El académico de número analiza la próxima Convención Constituyente en su columna habitual del diario El Mercurio.
Siempre fue una ingenuidad creer que la Convención Constituyente sería una suerte de academia platónica; un cenáculo donde deliberar sobre el futuro del país. Ofrecía, se dijo, un momento refundacional apto para soñar la nación que queremos ser, dibujar un Estado ideal, echar a volar la imaginación y construir un hogar común. Sus miembros llegarían revestidos del mandato de conversar sin ira ni prejuicio; libres pues de dogmas o intereses que distorsionan el ideal de una comunicación basada exclusivamente en el uso de la razón.

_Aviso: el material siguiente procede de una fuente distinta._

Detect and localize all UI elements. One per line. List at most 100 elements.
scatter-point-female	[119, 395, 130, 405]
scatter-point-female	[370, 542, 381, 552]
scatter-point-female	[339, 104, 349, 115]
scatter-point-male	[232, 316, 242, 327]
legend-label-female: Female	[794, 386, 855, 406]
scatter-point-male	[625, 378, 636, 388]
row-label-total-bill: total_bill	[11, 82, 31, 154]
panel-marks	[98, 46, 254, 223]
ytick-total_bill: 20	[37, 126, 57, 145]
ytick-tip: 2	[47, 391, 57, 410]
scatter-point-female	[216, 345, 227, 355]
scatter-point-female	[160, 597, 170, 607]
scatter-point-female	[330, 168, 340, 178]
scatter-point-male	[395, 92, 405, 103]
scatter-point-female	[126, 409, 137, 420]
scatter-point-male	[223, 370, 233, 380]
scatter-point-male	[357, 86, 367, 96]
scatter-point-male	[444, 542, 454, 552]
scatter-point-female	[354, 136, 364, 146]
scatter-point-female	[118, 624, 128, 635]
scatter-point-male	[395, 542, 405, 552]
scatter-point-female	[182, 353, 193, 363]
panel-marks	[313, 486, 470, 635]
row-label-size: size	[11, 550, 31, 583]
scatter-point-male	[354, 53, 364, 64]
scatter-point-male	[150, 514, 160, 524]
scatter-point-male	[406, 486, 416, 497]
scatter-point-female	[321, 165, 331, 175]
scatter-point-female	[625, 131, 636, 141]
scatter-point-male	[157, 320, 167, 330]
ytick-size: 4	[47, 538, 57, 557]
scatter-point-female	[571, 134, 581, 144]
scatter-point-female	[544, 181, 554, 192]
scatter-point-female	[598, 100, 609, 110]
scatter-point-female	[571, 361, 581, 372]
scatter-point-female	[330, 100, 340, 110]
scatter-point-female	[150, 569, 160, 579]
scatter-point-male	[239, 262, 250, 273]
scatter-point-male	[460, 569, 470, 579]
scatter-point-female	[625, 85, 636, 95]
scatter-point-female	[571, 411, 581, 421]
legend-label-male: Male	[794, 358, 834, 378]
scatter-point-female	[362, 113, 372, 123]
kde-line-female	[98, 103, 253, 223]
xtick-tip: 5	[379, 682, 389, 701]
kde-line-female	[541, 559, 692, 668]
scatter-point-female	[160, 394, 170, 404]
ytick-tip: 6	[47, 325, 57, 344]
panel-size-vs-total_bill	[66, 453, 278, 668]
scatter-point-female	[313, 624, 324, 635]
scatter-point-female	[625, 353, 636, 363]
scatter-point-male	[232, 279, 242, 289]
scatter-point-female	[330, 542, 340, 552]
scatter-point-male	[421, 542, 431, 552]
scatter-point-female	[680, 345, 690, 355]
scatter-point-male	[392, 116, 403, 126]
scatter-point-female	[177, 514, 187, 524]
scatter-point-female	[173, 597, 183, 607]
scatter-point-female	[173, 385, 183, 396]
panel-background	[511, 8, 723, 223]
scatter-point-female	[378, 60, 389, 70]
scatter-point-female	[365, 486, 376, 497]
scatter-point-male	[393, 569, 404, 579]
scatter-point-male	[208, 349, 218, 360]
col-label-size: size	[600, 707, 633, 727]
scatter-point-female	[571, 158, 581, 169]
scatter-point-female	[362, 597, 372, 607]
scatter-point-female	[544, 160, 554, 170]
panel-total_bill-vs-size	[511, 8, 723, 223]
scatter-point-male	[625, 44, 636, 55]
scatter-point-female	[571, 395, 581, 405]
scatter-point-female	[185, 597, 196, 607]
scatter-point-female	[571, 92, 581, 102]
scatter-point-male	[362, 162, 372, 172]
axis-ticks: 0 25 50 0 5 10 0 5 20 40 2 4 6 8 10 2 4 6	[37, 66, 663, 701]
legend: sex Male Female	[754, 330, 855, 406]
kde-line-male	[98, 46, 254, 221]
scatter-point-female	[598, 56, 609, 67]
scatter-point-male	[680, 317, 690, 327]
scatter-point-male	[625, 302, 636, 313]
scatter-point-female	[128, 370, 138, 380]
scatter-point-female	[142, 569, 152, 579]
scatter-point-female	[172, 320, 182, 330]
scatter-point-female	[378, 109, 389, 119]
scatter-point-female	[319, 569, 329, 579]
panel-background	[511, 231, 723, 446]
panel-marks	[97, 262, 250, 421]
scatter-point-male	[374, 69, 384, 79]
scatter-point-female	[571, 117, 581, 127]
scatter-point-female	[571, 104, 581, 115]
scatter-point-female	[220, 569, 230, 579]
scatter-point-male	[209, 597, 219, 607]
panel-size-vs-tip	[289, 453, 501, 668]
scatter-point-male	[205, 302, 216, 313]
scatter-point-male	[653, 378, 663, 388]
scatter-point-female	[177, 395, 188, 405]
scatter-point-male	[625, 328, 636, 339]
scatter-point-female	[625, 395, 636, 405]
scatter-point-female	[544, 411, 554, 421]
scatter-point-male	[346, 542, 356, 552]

Desde el momento de su gestación, sin embargo, la Convención se aparta de ese cuadro idílico. Nace de la protesta social y de una revuelta antisistema que desafío al Estado con violencia. No contó con la aprobación de las izquierdas radicalizadas y fue rechazada por una parte de la derecha. Es decir, surgió como un camino intermedio entre fuerzas en disputa, en un contexto de crisis y como alternativa frente a una rebelión que buscaba precisamente lo contrario: destruir los poderes establecidos para dar paso a un drástico cambio del régimen político-institucional y del modelo de desarrollo seguido por el país durante las últimas tres décadas.